Re: Understanding Gets, Pins and Reloads - V$librarycache, consideration of evil

  • From: "Ram Raman" <veeeraman@xxxxxxxxx>
  • To: "Mark W. Farnham" <mwf@xxxxxxxx>, oracle-l@xxxxxxxxxxxxx
  • Date: Wed, 16 May 2007 14:16:24 -0500

Thanks Mark :) I hear your side clear.

After being condemned so bad, when I saw that the **10.2** manual was
talking about ratios, I thought maybe it was some kind of exception. I know
the subject has been beaten to death, but still seeing it in 10.2 manual was
what made me ask the question.



On 5/16/07, Mark W. Farnham <mwf@xxxxxxxx> wrote:

 That depends on your moral matrix. For me, I consider the useless
generation of entropy to be evil. Since brain cells firing use energy,
thinking about hit ratios generates entropy. Since hit ratios don't amuse me
as a puzzle or serve any other intellectually pleasing function and since
they serve no practical purpose, I suppose for me consideration of hit
ratios is indeed evil.



If hit ratios were at least as indicative that something needs attention
as an oil pressure light (rather than a gauge) you might look at them.

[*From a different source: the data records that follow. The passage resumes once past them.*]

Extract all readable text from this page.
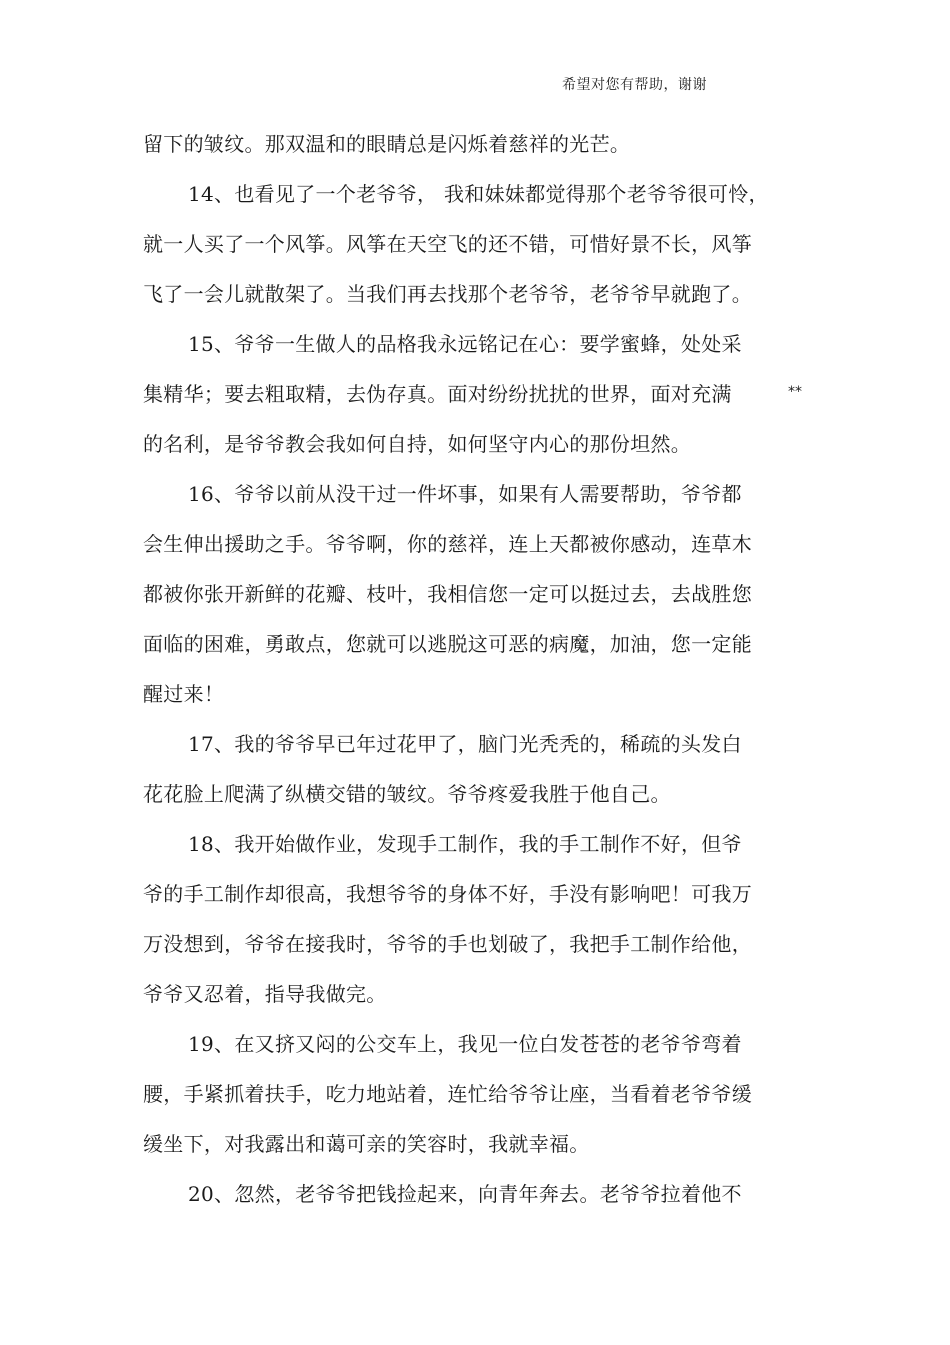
希望对您有帮助，谢谢
**
留下的皱纹。那双温和的眼睛总是闪烁着慈祥的光芒。
14、也看见了一个老爷爷， 我和妹妹都觉得那个老爷爷很可怜，
就一人买了一个风筝。风筝在天空飞的还不错，可惜好景不长，风筝
飞了一会儿就散架了。当我们再去找那个老爷爷，老爷爷早就跑了。
15、爷爷一生做人的品格我永远铭记在心：要学蜜蜂，处处采
集精华；要去粗取精，去伪存真。面对纷纷扰扰的世界，面对充满
的名利，是爷爷教会我如何自持，如何坚守内心的那份坦然。
16、爷爷以前从没干过一件坏事，如果有人需要帮助，爷爷都
会生伸出援助之手。爷爷啊，你的慈祥，连上天都被你感动，连草木
都被你张开新鲜的花瓣、枝叶，我相信您一定可以挺过去，去战胜您
面临的困难，勇敢点，您就可以逃脱这可恶的病魔，加油，您一定能
醒过来！
17、我的爷爷早已年过花甲了，脑门光秃秃的，稀疏的头发白
花花脸上爬满了纵横交错的皱纹。爷爷疼爱我胜于他自己。
18、我开始做作业，发现手工制作，我的手工制作不好，但爷
爷的手工制作却很高，我想爷爷的身体不好，手没有影响吧！可我万
万没想到，爷爷在接我时，爷爷的手也划破了，我把手工制作给他，
爷爷又忍着，指导我做完。
19、在又挤又闷的公交车上，我见一位白发苍苍的老爷爷弯着
腰，手紧抓着扶手，吃力地站着，连忙给爷爷让座，当看着老爷爷缓
缓坐下，对我露出和蔼可亲的笑容时，我就幸福。
20、忽然，老爷爷把钱捡起来，向青年奔去。老爷爷拉着他不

But
since assembling the required other information to tell whether the hit
ratios mean anything provides more information than the hit ratios
themselves and since the hit ratios themselves add no value to the required
contextual data to interpret them I find them entirely useless.



Now the debate about whether the "first inquiry" should be counted as a
hit, a miss, or nothing in formulating the hit ratio equation is mildly
entertaining, but since it devolves to the semantic definition of a useless
metric that leaves me flat as well.



So, yes, at least small "e" evil.



The direct questions are:



1)       Am I waiting for something that should be in cache at steady
state operation that I threw out for lack of allocating memory or slots?

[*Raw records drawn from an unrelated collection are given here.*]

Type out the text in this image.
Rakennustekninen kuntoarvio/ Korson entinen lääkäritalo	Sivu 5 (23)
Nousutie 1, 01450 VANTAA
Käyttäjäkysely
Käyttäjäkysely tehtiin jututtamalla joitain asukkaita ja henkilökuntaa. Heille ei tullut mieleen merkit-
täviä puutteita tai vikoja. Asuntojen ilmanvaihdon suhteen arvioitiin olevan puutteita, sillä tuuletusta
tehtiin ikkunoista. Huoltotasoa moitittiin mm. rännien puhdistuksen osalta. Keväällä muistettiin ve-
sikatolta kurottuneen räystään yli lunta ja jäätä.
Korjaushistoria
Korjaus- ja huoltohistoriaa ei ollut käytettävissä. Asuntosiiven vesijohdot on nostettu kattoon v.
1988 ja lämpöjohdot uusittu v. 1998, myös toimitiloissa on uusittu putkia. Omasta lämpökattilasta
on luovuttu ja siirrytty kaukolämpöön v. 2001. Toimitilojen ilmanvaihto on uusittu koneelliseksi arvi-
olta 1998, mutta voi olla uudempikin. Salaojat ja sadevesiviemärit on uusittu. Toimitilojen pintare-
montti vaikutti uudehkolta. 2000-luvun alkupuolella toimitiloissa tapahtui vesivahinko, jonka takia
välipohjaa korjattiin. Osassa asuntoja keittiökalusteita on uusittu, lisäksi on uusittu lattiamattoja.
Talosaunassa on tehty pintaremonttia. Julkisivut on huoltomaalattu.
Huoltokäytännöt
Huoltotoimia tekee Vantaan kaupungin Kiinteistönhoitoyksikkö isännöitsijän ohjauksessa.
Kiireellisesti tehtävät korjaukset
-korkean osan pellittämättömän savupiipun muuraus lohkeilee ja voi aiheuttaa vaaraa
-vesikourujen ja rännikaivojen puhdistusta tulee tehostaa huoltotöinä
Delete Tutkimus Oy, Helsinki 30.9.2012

2)       Is the wait part of a delay of a process I need to have faster to
meet a service level?

3)       Is removing the part of the delay caused by the lack of
allocation worth the cost to allocate more (whether or not this brings me
totally in compliance with the service level) considering relative costs to
reduce other parts of the delay?

4)       Is it cheaper to over-allocate than it is to get the rest of the
performance team to stop worrying about it through logic? (Especially if
your machine is memory rich, this is often sadly true).





Regards,



mwf


 ------------------------------

*From:* oracle-l-bounce@xxxxxxxxxxxxx [mailto:
oracle-l-bounce@xxxxxxxxxxxxx] *On Behalf Of *Ram Raman
*Sent:* Wednesday, May 16, 2007 10:16 AM
*To:* oracle-l@xxxxxxxxxxxxx
*Subject:* Re: Understanding Gets, Pins and Reloads - V$librarycache



<snip>



I take it using cache hit ratios are not all that evil?